Dupuis has become the type of player that defines this Pens team and coach Dan Bylsma's system. He works his ass off every shift, forechecks well, kills penalties and plays with speed. Even if this is all he did, and he was on the third line, the team and fans would be happy. But Dupuis has become a legitimate top line winger over the past few years. He has posted back-to-back 20-goal seasons and chipped in seven goals in this year's playoffs.
What may be the most impressive about Dupuis' scoring touch is that his goals come almost exclusively on at even-strength. Since the start of the 2011-2012 season, Dupuis has scored 45 regular season goals, 39 of which came 5-on-5. According to CBS Sports, only eight players in the NHL have scored more even-strength goals in that time period. They are: John Tavares, Evgeni Malkin, Steven Stamkos, Marian Gaborik, Jonathan Toews, Phil Kessel, Alex Ovechkin and Max Pacioretty. All of the above players have cap hits between $4.5 and $9.5 million, so Dupuis at $3.75 is certainly a discount.
Not bad for a man who was an afterthought in the Marian Hossa trade five years ago.
While we're talking about the Hossa trade, when are we going to start calling it the Dupuis trade? Hossa spent a few months in Pittsburgh and that team didn't win a Cup. Dupuis has been contributing for five years, will be around at least another four, and was a part of the team's 2009 Stanley Cup winner. I think it's time we make the name change.
The deal doesn't come without concerns, though. Dupuis and Kunitz definitely took less than they'd make on the open market, but now the team has almost $49 million tied up to nine players in 2014-2015. That leaves around $15 million for 11 more players if the cap doesn't move next year.
The cap will definitely go up in the future, but it may be awhile before it does so significantly based on James Mirtle's projections.
One also has to wonder if Dupuis, whose game revolves around speed, can keep that speed during the length of the contract. He is 34 and will be 38 when the deal is done. Hockey players seem to have more longevity than other athletes, but he plays a type of game that wears a player down. He hasn't shown signs of slowing down yet, so Pens fans have to hope he doesn't in the next four years.

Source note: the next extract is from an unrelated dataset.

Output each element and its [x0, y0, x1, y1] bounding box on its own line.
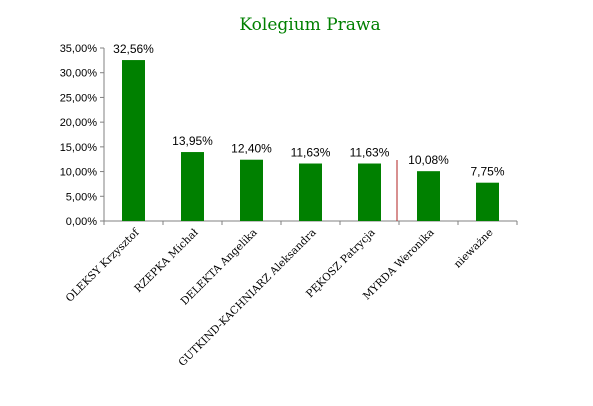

Another question I have is how big of an influence Sidney Crosby had on this and the Kunitz deal? It's no secret that Crosby loves playing with Kunitz and Dupuis on a line and a part of having super stars on your team is keeping them happy.
I guess the reasons don't really matter as long as these guys keep producing at the level they are. Considering both Dupuis and Kunitz will be playing on a line with the best player in the world, chances are they will and the team will continue to be a favorite for the Stanley Cup every year.